I can go around and around, and while I’m spinning, I’m standing utterly still.
It is so easy and terrible to spin instead of doing something, anything. I’m not accomplishing anything, but neither can I sink into rest or meditation or even plain old being when I’m spinning.
So I was writing in my journal, asking what I should do next. Trying to step out of my own paralysis. Trying to get a vision, a direction, instructions.
The answer that came surprised me. It whispered,
Begin where you are.
Hunh.
Where I am was in my room, surrounded by baskets of laundry.
So I folded some.
And thought about the world. And made a little art on Instagram with it.
Begin where I am.
I’m not sure what that means, but I can’t stop thinking about it.

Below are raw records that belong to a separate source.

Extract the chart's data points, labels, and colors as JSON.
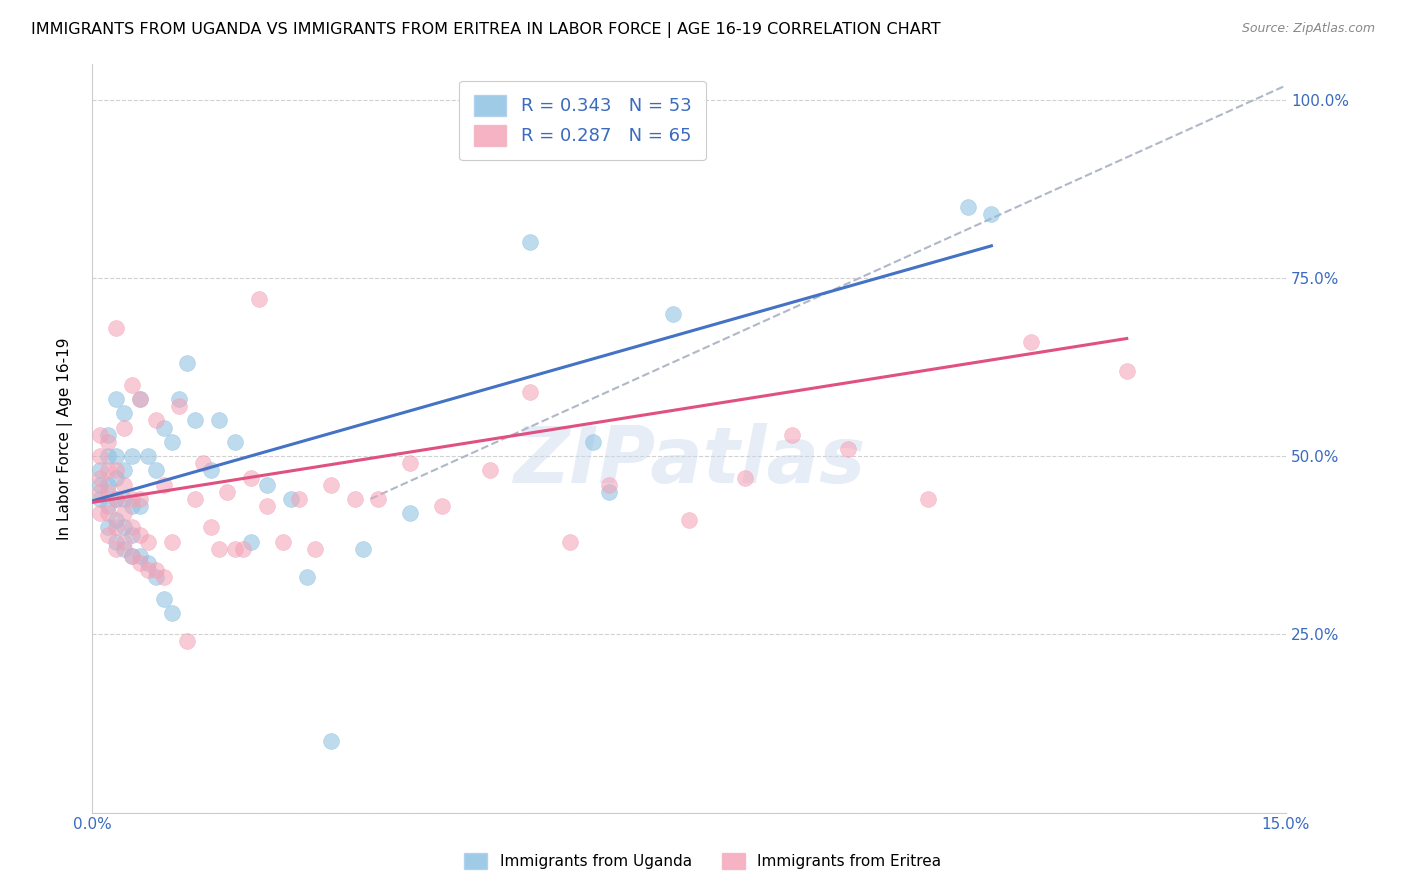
{
  "title": "IMMIGRANTS FROM UGANDA VS IMMIGRANTS FROM ERITREA IN LABOR FORCE | AGE 16-19 CORRELATION CHART",
  "source": "Source: ZipAtlas.com",
  "ylabel": "In Labor Force | Age 16-19",
  "watermark": "ZIPatlas",
  "legend_label_uganda": "Immigrants from Uganda",
  "legend_label_eritrea": "Immigrants from Eritrea",
  "color_uganda": "#89bfe0",
  "color_eritrea": "#f4a0b5",
  "color_uganda_line": "#4472c4",
  "color_eritrea_line": "#e05080",
  "color_dashed": "#b0b8c8",
  "xlim": [
    0.0,
    0.15
  ],
  "ylim": [
    0.0,
    1.05
  ],
  "xtick_positions": [
    0.0,
    0.03,
    0.06,
    0.09,
    0.12,
    0.15
  ],
  "xticklabels": [
    "0.0%",
    "",
    "",
    "",
    "",
    "15.0%"
  ],
  "ytick_positions": [
    0.0,
    0.25,
    0.5,
    0.75,
    1.0
  ],
  "yticklabels_right": [
    "",
    "25.0%",
    "50.0%",
    "75.0%",
    "100.0%"
  ],
  "uganda_x": [
    0.001,
    0.001,
    0.001,
    0.002,
    0.002,
    0.002,
    0.002,
    0.002,
    0.003,
    0.003,
    0.003,
    0.003,
    0.003,
    0.003,
    0.004,
    0.004,
    0.004,
    0.004,
    0.004,
    0.005,
    0.005,
    0.005,
    0.005,
    0.006,
    0.006,
    0.006,
    0.007,
    0.007,
    0.008,
    0.008,
    0.009,
    0.009,
    0.01,
    0.01,
    0.011,
    0.012,
    0.013,
    0.015,
    0.016,
    0.018,
    0.02,
    0.022,
    0.025,
    0.027,
    0.03,
    0.034,
    0.04,
    0.055,
    0.063,
    0.065,
    0.073,
    0.11,
    0.113
  ],
  "uganda_y": [
    0.44,
    0.46,
    0.48,
    0.4,
    0.43,
    0.46,
    0.5,
    0.53,
    0.38,
    0.41,
    0.44,
    0.47,
    0.5,
    0.58,
    0.37,
    0.4,
    0.44,
    0.48,
    0.56,
    0.36,
    0.39,
    0.43,
    0.5,
    0.36,
    0.43,
    0.58,
    0.35,
    0.5,
    0.33,
    0.48,
    0.3,
    0.54,
    0.28,
    0.52,
    0.58,
    0.63,
    0.55,
    0.48,
    0.55,
    0.52,
    0.38,
    0.46,
    0.44,
    0.33,
    0.1,
    0.37,
    0.42,
    0.8,
    0.52,
    0.45,
    0.7,
    0.85,
    0.84
  ],
  "eritrea_x": [
    0.001,
    0.001,
    0.001,
    0.001,
    0.001,
    0.002,
    0.002,
    0.002,
    0.002,
    0.002,
    0.003,
    0.003,
    0.003,
    0.003,
    0.003,
    0.004,
    0.004,
    0.004,
    0.004,
    0.005,
    0.005,
    0.005,
    0.005,
    0.006,
    0.006,
    0.006,
    0.006,
    0.007,
    0.007,
    0.008,
    0.008,
    0.009,
    0.009,
    0.01,
    0.011,
    0.012,
    0.013,
    0.014,
    0.015,
    0.016,
    0.017,
    0.018,
    0.019,
    0.02,
    0.021,
    0.022,
    0.024,
    0.026,
    0.028,
    0.03,
    0.033,
    0.036,
    0.04,
    0.044,
    0.05,
    0.055,
    0.06,
    0.065,
    0.075,
    0.082,
    0.088,
    0.095,
    0.105,
    0.118,
    0.13
  ],
  "eritrea_y": [
    0.42,
    0.45,
    0.47,
    0.5,
    0.53,
    0.39,
    0.42,
    0.45,
    0.48,
    0.52,
    0.37,
    0.4,
    0.44,
    0.48,
    0.68,
    0.38,
    0.42,
    0.46,
    0.54,
    0.36,
    0.4,
    0.44,
    0.6,
    0.35,
    0.39,
    0.44,
    0.58,
    0.34,
    0.38,
    0.34,
    0.55,
    0.33,
    0.46,
    0.38,
    0.57,
    0.24,
    0.44,
    0.49,
    0.4,
    0.37,
    0.45,
    0.37,
    0.37,
    0.47,
    0.72,
    0.43,
    0.38,
    0.44,
    0.37,
    0.46,
    0.44,
    0.44,
    0.49,
    0.43,
    0.48,
    0.59,
    0.38,
    0.46,
    0.41,
    0.47,
    0.53,
    0.51,
    0.44,
    0.66,
    0.62
  ],
  "uganda_line_x": [
    0.0,
    0.113
  ],
  "uganda_line_y": [
    0.437,
    0.795
  ],
  "eritrea_line_x": [
    0.0,
    0.13
  ],
  "eritrea_line_y": [
    0.435,
    0.665
  ],
  "dashed_line_x": [
    0.035,
    0.15
  ],
  "dashed_line_y": [
    0.44,
    1.02
  ]
}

I am in this room, in this home that houses seven people who I adore with all my heart, in this little island community. I am here with these words that bubble up in my heart, these longings that take me out amongst the trees, by the sea. She tells me again and again that she loves us, she loves us all so much.
I’m here with heartbreak and fury and frustration and arguments in my head with imaginary people, here with soccer practices and candles and groceries and tea.
Begin where I am.
After I’ve called my reps and sent my donation to Medecins Sans Frontieres I hit a wall of helplessness. But here– here, right here, there are people I can care for.
My beloveds. My community. My clients. My neighbours.
There is plenty of hurt close to home. Maybe, while not forgetting what is happening far away, I can turn my helplessness into action by caring for what is right in front of me. People, trees, animals, dirt.
Even my own tender heart.
Can I begin, here where no one is watching, to put down my weapons? Can I use civil words even when my children are squabbling? Can I speak a kind and blunt truth to my husband? Can I bite my tongue with my teenagers, who need my presence more than my advice? Can I chat with the lonely neighbour? Can I buy from my local farmers? Can I take my life and turn it into stories that make me feel less alone, and make other people feel less alone too?
If I cannot do these simple things, I can’t imagine I’ll be much use at the bigger things. So they are practice, and they are also my practice.
This is my question for myself, on my birthday:
Can I remember that we are all connected, all across the globe, through the galaxy probably, definitely through the ethers– can I keep my heart wide open and entwined with every strand of the universe but also begin, with my clumsy hands and my feet, right here?
I will try, friend. I will try.
I will begin where I am.
Which is almost 47. Bewildered. Heartsore. Perpetually behind at both email and laundry. But holding onto this life and my hope with both hands.